Wednesday, March 24, 2010

*Notes From The Old Home Town- In The Time Of The Jock- The Big Football Rally, Circa 1963

Click on the headline to link to a "YouTube" film clip of the film "The Last Picture Show" that evokes the sense of teen liff back in the days of the entry below, although it is about a decade earlier in time in the 1950s and in dust-blown Texas.

Markin comment:

Not all the entries in this space are connected to politics, although surely most of them can be boiled down into some political essence, if you try hard enough. The following is one of those instances where trying to gain any “political traction”, or as I am fond of saying drawing any “lessons” would be foolhardy. I should also note that this entry is part of a continuing, if sporadic, series of “trips down memory lane” provoked by a fellow high school classmate who has been charged with keeping tabs on old classmates and their doings, even those of old-line communists like this writer.
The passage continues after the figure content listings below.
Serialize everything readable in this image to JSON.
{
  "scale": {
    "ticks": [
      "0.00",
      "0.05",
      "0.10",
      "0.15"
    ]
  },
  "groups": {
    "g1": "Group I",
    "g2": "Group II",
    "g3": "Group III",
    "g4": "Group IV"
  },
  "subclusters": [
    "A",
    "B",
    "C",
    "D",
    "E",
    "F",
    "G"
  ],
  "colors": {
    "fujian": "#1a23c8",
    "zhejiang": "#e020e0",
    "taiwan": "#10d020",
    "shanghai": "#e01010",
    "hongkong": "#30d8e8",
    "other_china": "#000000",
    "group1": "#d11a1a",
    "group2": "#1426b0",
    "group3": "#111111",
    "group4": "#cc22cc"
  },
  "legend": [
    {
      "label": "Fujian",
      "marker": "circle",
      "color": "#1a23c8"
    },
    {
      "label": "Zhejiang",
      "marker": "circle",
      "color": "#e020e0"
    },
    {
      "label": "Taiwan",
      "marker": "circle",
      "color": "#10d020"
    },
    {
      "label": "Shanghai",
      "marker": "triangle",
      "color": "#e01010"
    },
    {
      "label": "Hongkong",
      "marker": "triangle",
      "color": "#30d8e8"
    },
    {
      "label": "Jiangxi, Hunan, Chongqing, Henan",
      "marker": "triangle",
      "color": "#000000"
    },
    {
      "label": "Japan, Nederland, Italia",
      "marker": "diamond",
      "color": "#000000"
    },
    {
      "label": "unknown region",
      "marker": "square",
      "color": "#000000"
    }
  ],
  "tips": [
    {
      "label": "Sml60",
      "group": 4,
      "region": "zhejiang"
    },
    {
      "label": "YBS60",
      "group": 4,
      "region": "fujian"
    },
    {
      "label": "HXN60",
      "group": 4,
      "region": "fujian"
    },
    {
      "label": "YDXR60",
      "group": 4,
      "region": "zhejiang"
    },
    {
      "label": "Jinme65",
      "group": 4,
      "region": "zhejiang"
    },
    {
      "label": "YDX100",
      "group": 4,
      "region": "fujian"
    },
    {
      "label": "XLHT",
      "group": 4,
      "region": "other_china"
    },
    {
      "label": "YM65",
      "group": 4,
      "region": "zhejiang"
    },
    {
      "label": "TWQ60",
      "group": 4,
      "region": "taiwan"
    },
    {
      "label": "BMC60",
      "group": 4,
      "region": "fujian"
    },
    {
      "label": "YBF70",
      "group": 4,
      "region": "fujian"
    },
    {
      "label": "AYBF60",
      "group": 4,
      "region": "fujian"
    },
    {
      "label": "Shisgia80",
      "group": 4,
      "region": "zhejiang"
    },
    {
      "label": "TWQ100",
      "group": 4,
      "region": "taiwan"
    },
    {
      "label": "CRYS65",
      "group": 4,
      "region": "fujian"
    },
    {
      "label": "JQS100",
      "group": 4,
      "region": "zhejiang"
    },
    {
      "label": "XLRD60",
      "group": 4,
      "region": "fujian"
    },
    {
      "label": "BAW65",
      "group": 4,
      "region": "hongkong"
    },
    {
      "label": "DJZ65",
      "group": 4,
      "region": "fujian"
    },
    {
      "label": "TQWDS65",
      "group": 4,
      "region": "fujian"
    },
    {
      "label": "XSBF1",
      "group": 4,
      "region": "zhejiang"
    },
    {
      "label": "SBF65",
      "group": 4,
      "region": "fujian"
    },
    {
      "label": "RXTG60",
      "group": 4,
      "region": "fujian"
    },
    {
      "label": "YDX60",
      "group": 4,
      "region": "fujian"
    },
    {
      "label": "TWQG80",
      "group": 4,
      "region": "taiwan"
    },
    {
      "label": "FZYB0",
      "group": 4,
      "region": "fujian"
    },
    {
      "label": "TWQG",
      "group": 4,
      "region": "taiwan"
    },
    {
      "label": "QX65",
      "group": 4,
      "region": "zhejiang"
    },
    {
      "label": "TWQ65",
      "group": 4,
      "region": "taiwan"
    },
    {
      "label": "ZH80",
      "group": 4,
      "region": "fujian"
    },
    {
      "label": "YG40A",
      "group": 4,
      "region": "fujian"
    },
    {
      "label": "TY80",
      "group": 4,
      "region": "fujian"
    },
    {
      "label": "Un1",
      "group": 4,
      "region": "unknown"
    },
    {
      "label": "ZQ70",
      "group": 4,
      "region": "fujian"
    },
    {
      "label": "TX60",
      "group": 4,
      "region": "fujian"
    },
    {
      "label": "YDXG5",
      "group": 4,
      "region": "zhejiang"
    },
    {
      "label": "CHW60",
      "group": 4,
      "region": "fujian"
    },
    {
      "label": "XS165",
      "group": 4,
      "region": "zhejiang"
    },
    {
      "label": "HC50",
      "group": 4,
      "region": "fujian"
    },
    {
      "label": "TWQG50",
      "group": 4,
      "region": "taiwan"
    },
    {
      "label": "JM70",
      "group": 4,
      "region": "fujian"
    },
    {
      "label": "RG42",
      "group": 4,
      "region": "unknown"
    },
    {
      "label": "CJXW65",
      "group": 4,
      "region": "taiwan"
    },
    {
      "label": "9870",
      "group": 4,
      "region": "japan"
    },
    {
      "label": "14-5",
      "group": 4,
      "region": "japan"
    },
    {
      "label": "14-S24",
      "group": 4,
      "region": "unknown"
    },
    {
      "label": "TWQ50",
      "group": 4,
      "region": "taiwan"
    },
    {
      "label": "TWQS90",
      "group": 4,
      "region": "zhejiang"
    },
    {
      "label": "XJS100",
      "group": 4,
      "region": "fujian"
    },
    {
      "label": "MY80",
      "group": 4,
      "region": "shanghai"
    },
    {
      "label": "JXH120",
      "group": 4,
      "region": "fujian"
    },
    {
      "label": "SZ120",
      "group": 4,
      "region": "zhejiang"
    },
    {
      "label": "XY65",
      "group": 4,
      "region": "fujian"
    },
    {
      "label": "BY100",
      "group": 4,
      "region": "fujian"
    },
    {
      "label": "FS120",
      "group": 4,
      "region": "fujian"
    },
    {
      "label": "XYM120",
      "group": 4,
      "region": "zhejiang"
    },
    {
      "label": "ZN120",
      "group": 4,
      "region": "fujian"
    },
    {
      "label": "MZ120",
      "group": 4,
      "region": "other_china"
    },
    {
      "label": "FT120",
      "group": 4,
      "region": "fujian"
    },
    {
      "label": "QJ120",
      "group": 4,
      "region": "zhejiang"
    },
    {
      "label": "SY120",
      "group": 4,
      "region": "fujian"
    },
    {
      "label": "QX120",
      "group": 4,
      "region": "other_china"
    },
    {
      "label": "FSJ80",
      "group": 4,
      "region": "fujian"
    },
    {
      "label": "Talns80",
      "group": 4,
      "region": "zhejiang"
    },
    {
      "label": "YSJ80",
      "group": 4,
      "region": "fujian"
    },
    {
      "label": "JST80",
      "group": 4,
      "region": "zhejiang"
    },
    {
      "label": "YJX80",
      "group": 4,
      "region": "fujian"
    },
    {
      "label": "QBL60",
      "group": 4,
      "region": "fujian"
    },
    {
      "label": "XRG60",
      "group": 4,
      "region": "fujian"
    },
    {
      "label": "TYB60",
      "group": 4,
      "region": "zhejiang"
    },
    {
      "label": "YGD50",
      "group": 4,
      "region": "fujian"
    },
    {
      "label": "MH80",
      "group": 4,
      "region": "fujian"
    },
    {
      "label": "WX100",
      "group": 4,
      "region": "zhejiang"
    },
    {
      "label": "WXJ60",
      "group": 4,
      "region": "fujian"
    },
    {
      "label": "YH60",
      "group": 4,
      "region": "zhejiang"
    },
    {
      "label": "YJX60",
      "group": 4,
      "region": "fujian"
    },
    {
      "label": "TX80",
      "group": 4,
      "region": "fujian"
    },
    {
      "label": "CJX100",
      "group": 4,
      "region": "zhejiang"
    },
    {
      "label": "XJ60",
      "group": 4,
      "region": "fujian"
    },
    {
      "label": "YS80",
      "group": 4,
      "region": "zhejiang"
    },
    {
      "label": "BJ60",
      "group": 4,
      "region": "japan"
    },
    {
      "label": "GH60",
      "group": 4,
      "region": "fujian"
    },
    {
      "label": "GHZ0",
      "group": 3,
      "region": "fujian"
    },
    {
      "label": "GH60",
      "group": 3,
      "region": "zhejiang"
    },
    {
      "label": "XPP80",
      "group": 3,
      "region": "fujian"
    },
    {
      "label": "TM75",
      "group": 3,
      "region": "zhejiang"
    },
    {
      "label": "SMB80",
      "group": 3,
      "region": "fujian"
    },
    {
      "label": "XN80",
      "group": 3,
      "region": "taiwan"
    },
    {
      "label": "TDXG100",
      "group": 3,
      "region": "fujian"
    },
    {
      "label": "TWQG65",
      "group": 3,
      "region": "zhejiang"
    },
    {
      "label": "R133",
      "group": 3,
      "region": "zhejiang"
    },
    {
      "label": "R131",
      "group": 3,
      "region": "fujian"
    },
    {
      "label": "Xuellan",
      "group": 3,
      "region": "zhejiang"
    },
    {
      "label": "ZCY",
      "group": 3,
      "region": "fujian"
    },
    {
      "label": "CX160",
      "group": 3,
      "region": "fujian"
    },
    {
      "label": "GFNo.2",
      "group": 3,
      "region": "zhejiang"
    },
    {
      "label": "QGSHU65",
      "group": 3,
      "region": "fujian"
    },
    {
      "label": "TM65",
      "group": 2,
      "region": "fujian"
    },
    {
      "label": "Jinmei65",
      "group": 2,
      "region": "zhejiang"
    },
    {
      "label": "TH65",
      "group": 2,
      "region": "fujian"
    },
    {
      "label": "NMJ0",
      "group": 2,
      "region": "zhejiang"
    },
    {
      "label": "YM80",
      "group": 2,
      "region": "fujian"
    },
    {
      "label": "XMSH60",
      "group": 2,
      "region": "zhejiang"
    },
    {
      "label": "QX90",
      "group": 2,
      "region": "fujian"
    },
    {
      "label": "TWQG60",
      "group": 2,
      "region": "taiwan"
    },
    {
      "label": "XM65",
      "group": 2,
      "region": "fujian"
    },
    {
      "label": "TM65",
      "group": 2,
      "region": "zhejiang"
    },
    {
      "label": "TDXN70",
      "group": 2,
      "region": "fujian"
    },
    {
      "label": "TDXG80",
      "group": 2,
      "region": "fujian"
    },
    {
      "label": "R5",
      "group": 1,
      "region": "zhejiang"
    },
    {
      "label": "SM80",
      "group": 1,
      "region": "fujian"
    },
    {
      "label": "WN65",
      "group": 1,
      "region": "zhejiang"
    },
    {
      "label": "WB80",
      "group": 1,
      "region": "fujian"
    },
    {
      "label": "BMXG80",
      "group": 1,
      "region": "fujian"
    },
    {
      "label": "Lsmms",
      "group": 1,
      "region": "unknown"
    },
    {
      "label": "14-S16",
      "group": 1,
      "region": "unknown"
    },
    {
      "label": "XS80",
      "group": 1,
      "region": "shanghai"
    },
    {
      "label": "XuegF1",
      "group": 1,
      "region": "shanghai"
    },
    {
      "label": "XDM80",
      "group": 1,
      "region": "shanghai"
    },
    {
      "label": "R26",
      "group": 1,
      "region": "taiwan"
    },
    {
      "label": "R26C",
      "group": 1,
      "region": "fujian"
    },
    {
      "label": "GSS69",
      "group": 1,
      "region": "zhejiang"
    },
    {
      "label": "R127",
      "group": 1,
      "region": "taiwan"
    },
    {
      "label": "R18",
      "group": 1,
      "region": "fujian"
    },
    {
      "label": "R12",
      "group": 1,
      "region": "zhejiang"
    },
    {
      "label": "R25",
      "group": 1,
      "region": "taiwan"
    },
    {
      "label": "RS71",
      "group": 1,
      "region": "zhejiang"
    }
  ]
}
Go figure?


The "Big Night" Thanksgiving Eve Football Rally, Circa 1963

Scene: Around and inside the old high school gym the night before the big Thanksgiving Day game against our cross town arch-rival in 1963, but it could have been a scene from any one of number of years in those days.

Guys and gals, old and young, students and alumni are milling about for the annual gathering of the Red Raider clan. Every unattached boy student, in addition, looking around to see if she has come for the festivities, and every unattached girl student for he. A couple of fervent quasi-jock male students, one of them writing this entry, members of the Class of 1964, with a vested interest in seeing their football-playing fellow classmates pummel the cross town rival are in attendance, and also in the hunt for those elusive shes. This is the final football game of their final football- watching season, as students, as well so they have brought extra energy to the night’s performance.

Finally, after much hubbub the rally begins, at first somewhat subdued due to the very recent trauma of the Kennedy assassination, the murder of one of our own as well as a president. But everyone, seemingly, has tacitly agreed for this little window of time that the outside world and its horrors will not intrude. A few obligatory (and forgettable) speeches follow with a little of this and that, mainly side show antics. But what every red-blooded senior boy, and probably others as well, is looking forward to is the cheer-leading to get things moving, led by the senior girls like the vivacious Roxanne G., the spunky Josie W., and the plucky Linda P.. They do not fail us with their flips, dips, and rah-rahs. Strangely, the band and its bevy of majorettes do not inspire that same kind of devotion, although no one can deny that some of those girls can twirl.

But all this spectacle is so much, too much, introduction. For what is wanted, up close and personal, is a view of the Goliaths that will run over the cross town arch-rival the next day. The season has been excellent, marred only by a bitter lost to a bigger area team on their home field, and our team is highly regarded by lukewarm fans and sports nuts alike. Naturally, in the spirit, if not the letter of high school athletic ethos, the back ups and non-seniors are introduced by Coach L.. Then come the drum roll of the senior starters, some of whom have been playing for an eternity it seems. Names like Tom K., Walt S., Lee M., Paul D., Joe Z., Don McN., Jim F., Charlie McD., Stevie C., "Woj" (Jesus, don’t forget him. I don't need that kind of madness coming down on my face, even now) and on and on.

Oh, yes and “Bullwinkle”, Bill C., a behemoth of a run-over fullback ,even by today’s standards. Yes, let him loose on that arch-rival's defense. Whoa. But something is missing. The crowd needs an oral reassurance from their warriors that the enemy is done for. And as he ambles up to the microphone and says just a couple of words we get that reassurance from “Bullwinkle” himself. That is all we need. Boys and girls, this one is in the bag. And the band plays the school fight song to the tune of “On Wisconsin”. Yes, those were the days when boys and girls, young and old, wise or ignorance bled Raider red in the old town. Do they still do so today? I hope so.